Semi-automatic curation of chronic obstructive pulmonary disease phenotypes using Argo.

Argo is a generic text mining workbench that can cater to a variety of use cases, including the semi-automatic curation of information from literature. It enables its technical users to build their own customised solutions by providing a wide array of interoperable and configurable elementary components that can be seamlessly integrated into processing workflows. With Argo’s graphical annotation interface, domain experts can then make use of the workflows’ automatically generated output to curate information of interest.

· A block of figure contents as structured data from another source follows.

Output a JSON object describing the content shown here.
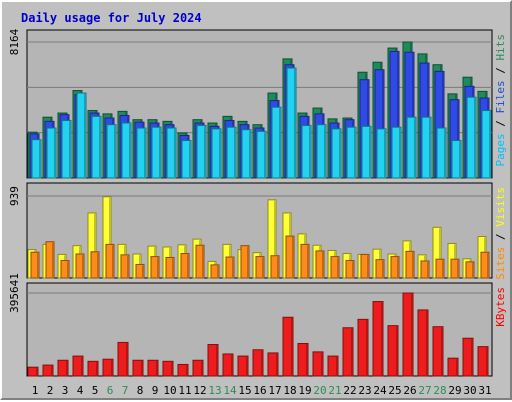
{
  "chart_data": {
    "type": "bar",
    "title": "Daily usage for July 2024",
    "categories": [
      "1",
      "2",
      "3",
      "4",
      "5",
      "6",
      "7",
      "8",
      "9",
      "10",
      "11",
      "12",
      "13",
      "14",
      "15",
      "16",
      "17",
      "18",
      "19",
      "20",
      "21",
      "22",
      "23",
      "24",
      "25",
      "26",
      "27",
      "28",
      "29",
      "30",
      "31"
    ],
    "weekend_color": "#2e8b57",
    "weekend_days": [
      "6",
      "7",
      "13",
      "14",
      "20",
      "21",
      "27",
      "28"
    ],
    "panels": [
      {
        "name": "top",
        "ymax": 8164,
        "ymax_label": "8164",
        "right_label_parts": [
          {
            "text": "Pages",
            "color": "#00bfff"
          },
          {
            "text": " / ",
            "color": "#000000"
          },
          {
            "text": "Files",
            "color": "#1e50c8"
          },
          {
            "text": " / ",
            "color": "#000000"
          },
          {
            "text": "Hits",
            "color": "#2e8b57"
          }
        ],
        "series": [
          {
            "name": "Hits",
            "color": "#1f8a5c",
            "values": [
              2750,
              3650,
              3900,
              5250,
              4050,
              3850,
              4000,
              3500,
              3500,
              3400,
              2700,
              3500,
              3300,
              3700,
              3400,
              3200,
              5100,
              7150,
              3900,
              4200,
              3550,
              3600,
              6350,
              6950,
              7800,
              8164,
              7450,
              6800,
              5050,
              6050,
              5200
            ]
          },
          {
            "name": "Files",
            "color": "#2f4ae6",
            "values": [
              2650,
              3400,
              3800,
              5000,
              3900,
              3600,
              3750,
              3350,
              3300,
              3200,
              2550,
              3300,
              3100,
              3450,
              3200,
              3000,
              4650,
              6800,
              3700,
              3850,
              3300,
              3500,
              5900,
              6500,
              7600,
              7550,
              6900,
              6400,
              4700,
              5500,
              4800
            ]
          },
          {
            "name": "Pages",
            "color": "#22d2f0",
            "values": [
              2300,
              3000,
              3450,
              5100,
              3700,
              3200,
              3300,
              3000,
              3050,
              3000,
              2250,
              3150,
              2950,
              3050,
              2900,
              2800,
              4250,
              6600,
              3150,
              3200,
              2950,
              3050,
              3100,
              2950,
              3050,
              3650,
              3650,
              3000,
              2250,
              4850,
              4050
            ]
          }
        ]
      },
      {
        "name": "middle",
        "ymax": 939,
        "ymax_label": "939",
        "right_label_parts": [
          {
            "text": "Sites",
            "color": "#ff8c00"
          },
          {
            "text": " / ",
            "color": "#000000"
          },
          {
            "text": "Visits",
            "color": "#ffff00"
          }
        ],
        "series": [
          {
            "name": "Visits",
            "color": "#ffff33",
            "values": [
              325,
              385,
              270,
              370,
              745,
              930,
              385,
              275,
              365,
              355,
              380,
              445,
              190,
              385,
              325,
              290,
              895,
              745,
              505,
              375,
              315,
              280,
              270,
              330,
              275,
              425,
              265,
              580,
              395,
              220,
              475
            ]
          },
          {
            "name": "Sites",
            "color": "#ff8c1a",
            "values": [
              295,
              415,
              200,
              275,
              300,
              385,
              265,
              155,
              245,
              235,
              280,
              375,
              150,
              240,
              370,
              245,
              255,
              480,
              385,
              310,
              245,
              200,
              270,
              210,
              245,
              305,
              195,
              215,
              215,
              185,
              295
            ]
          }
        ]
      },
      {
        "name": "bottom",
        "ymax": 395641,
        "ymax_label": "395641",
        "right_label_parts": [
          {
            "text": "KBytes",
            "color": "#ff0000"
          }
        ],
        "series": [
          {
            "name": "KBytes",
            "color": "#ee1c1c",
            "values": [
              42000,
              52000,
              75000,
              95000,
              70000,
              80000,
              160000,
              75000,
              75000,
              70000,
              55000,
              75000,
              150000,
              105000,
              95000,
              125000,
              110000,
              280000,
              155000,
              115000,
              95000,
              230000,
              270000,
              355000,
              240000,
              395641,
              315000,
              235000,
              85000,
              180000,
              140000
            ]
          }
        ]
      }
    ]
  }
}
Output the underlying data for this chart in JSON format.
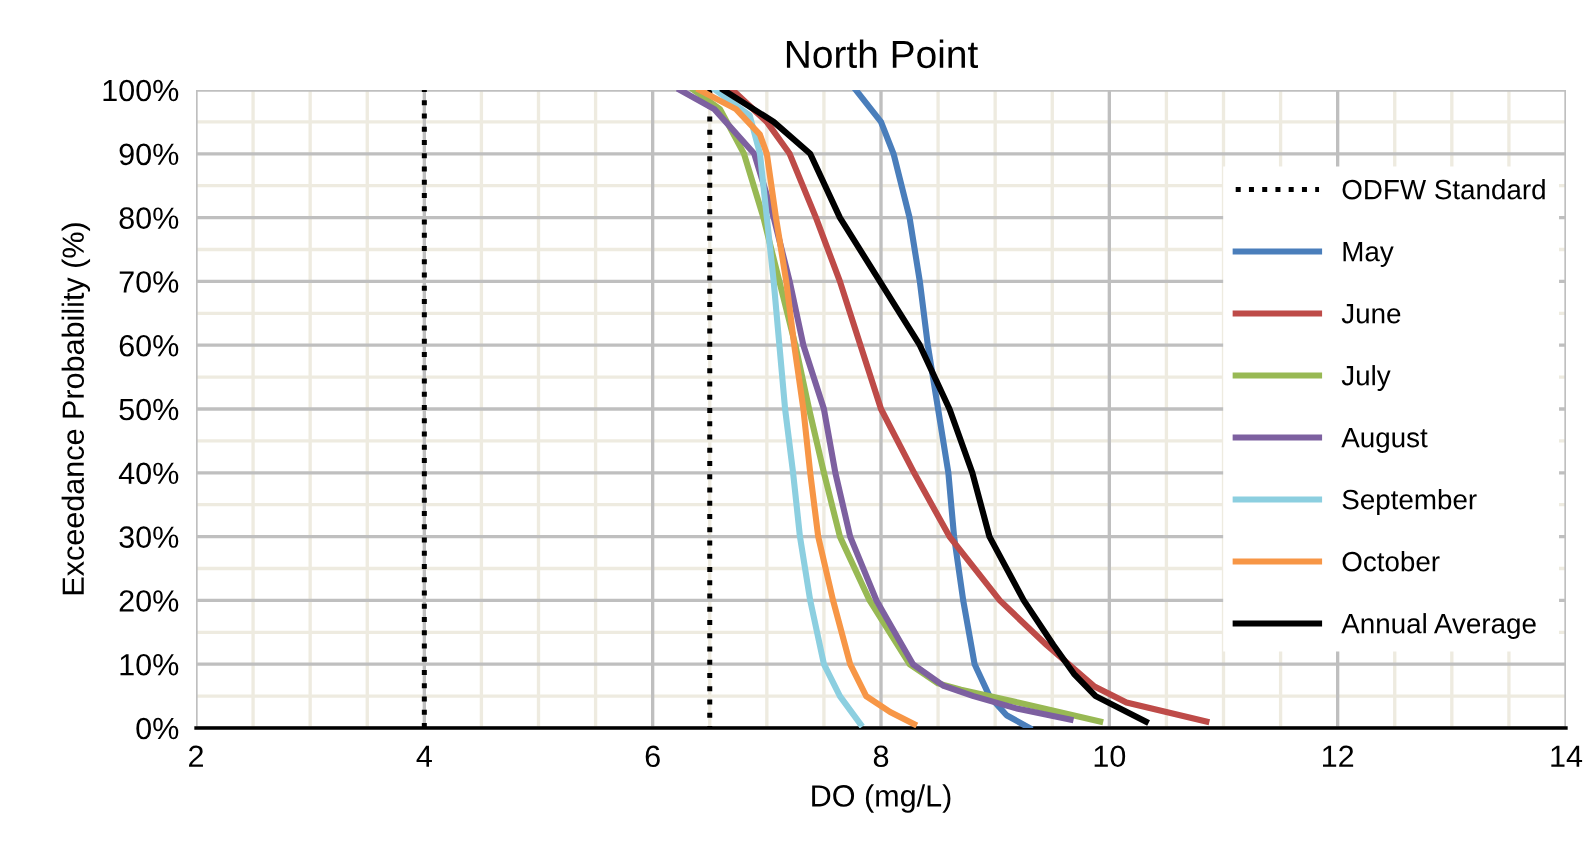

As part of our participation in the User Interactive Task of BioCreative V, we asked five domain experts to utilise Argo for the curation of phenotypes relevant to the chronic obstructive pulmonary disease (COPD). Specifically, they carried out three curation subtasks over passages drawn from full-text PubMed Central papers relevant to COPD. These include: (1) the markup of phenotypic mentions in text, e.g., medical conditions, signs or symptoms, drugs and proteins, (2) linking of mentions to relevant ontologies, i.e., normalisation, and (3) annotation of relations between COPD and other mentions. Analysis of the resulting annotations shows that an increase in throughput (9 vs. 14 curated passages per hour) was obtained with text mining-assisted curation. Inter-annotator agreement measured based on concept annotations was at an average F-score of 68.12%. To evaluate the performance of the automatic curation workflow, we compared the annotations it produced against those provided by one of the domain experts and obtained an F-score of 66.97%.